Die isländische Popsängerin Björk legt ihr nun zehntes Album vor. Auf „Fossora“ zeigt sie sich wieder mal voller Freude am Experiment.

Nanu? Sechs Bassklarinetten instrumentieren „Atopos“, das Eröffnungsstück des neuen, an diesem Freitag erscheinenden Björk-Albums „Fossora“. Das klingt – in jeder Hinsicht – ungewöhnlich. Gilt doch dieses Holzblasinstrument nicht gerade als das coolste Hipstertool schlechthin, und auch mit seiner bisherigen Verwendung in der Popularmusik kann man schwerlich üppige Musikbibliotheken bestücken.

Aber das schon komisch aussehende zwittrige Instrument aus Grenadillholz mit metallenem S-Bogen und Schalltrichter, sonst allenfalls peripher im Jazz beheimatet, passt perfekt zu Björks auch diesmal wieder extraordinären Musik, muss sich die Sängerfee wohl gedacht haben. Und damit auch gleich gründlich mit allen Hörkonventionen gebrochen wird, komplettiert ein indonesisches Duo namens Gabber Modus Operandi das Personaltableau in „Atopos“, das für gewöhnlich in besonders schrägen Techno-Spielarten beheimatet ist.

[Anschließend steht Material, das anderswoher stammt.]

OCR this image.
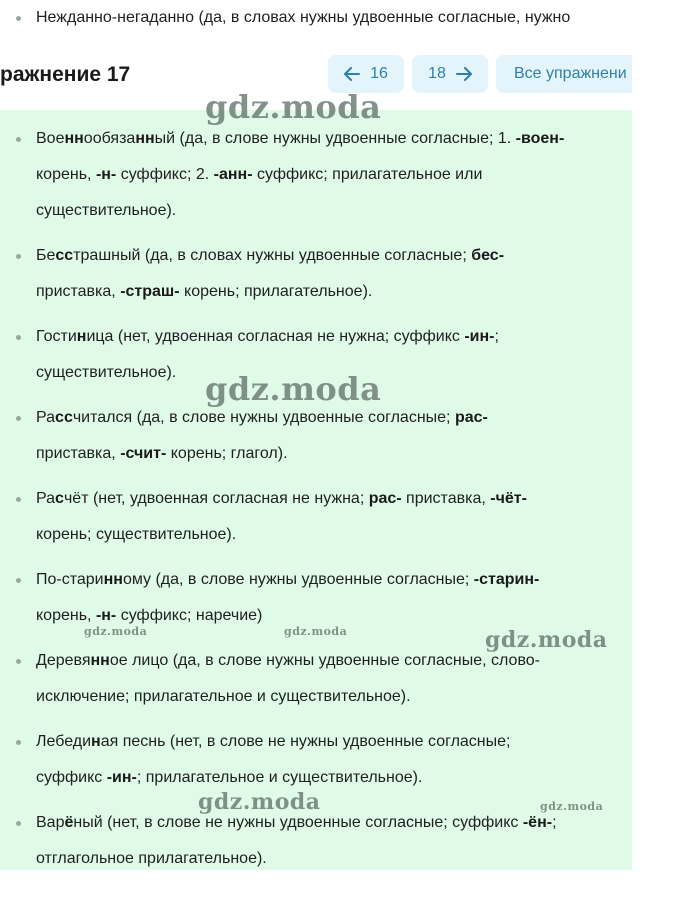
Нежданно-негаданно (да, в словах нужны удвоенные согласные, нужно
ражнение 17	16	18	Все упражнени
Военнообязанный (да, в слове нужны удвоенные согласные; 1. -воен-
корень, -н- суффикс; 2. -анн- суффикс; прилагательное или
существительное).
Бесстрашный (да, в словах нужны удвоенные согласные; бес-
приставка, -страш- корень; прилагательное).
Гостиница (нет, удвоенная согласная не нужна; суффикс -ин-;
существительное).
Рассчитался (да, в слове нужны удвоенные согласные; рас-
приставка, -счит- корень; глагол).
Расчёт (нет, удвоенная согласная не нужна; рас- приставка, -чёт-
корень; существительное).
По-старинному (да, в слове нужны удвоенные согласные; -старин-
корень, -н- суффикс; наречие)
Деревянное лицо (да, в слове нужны удвоенные согласные, слово-
исключение; прилагательное и существительное).
Лебединая песнь (нет, в слове не нужны удвоенные согласные;
суффикс -ин-; прилагательное и существительное).
Варёный (нет, в слове не нужны удвоенные согласные; суффикс -ён-;
отглагольное прилагательное).
gdz.moda
gdz.moda
gdz.moda
gdz.moda
gdz.moda	gdz.moda
gdz.moda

Darüber legt sich die nach wie vor unikale Stimme der mittlerweile 56-jährigen Isländerin, und heraus kommt bei diesem Stelldichein der Originalitäten ein entsprechend vertracktes Stück Musik.

Da geht noch mehr!

Versponnener geht’s nimmer? Aber sicher doch! Im weiteren Verlauf der dreizehn Stücke dieses Albums, die auf Titel wie „Ovule“, „Fagurt Er i Fjördum“ oder „Trölla-Gabba“ hören, kommen neben dem den Gesamtklang prägenden Bassklarinettensextett auch Posaunen, Pauken, Oboe, ein Streichorchester, ein dutzendköpfiges Flötenensemble und ein Chor hier, am Synthesizer generierte Basslinien und Keyboardprogrammierungen dort zum Einsatz. Das dieses Werk durchziehende Grundthema schließlich, wie es auch in den Songtiteln „Mycelia“ und „Fungal City“ anklingt, ist den Worten der Künstlerin zufolge der Pilz als solcher. Ach ja, und die Coronapandemie.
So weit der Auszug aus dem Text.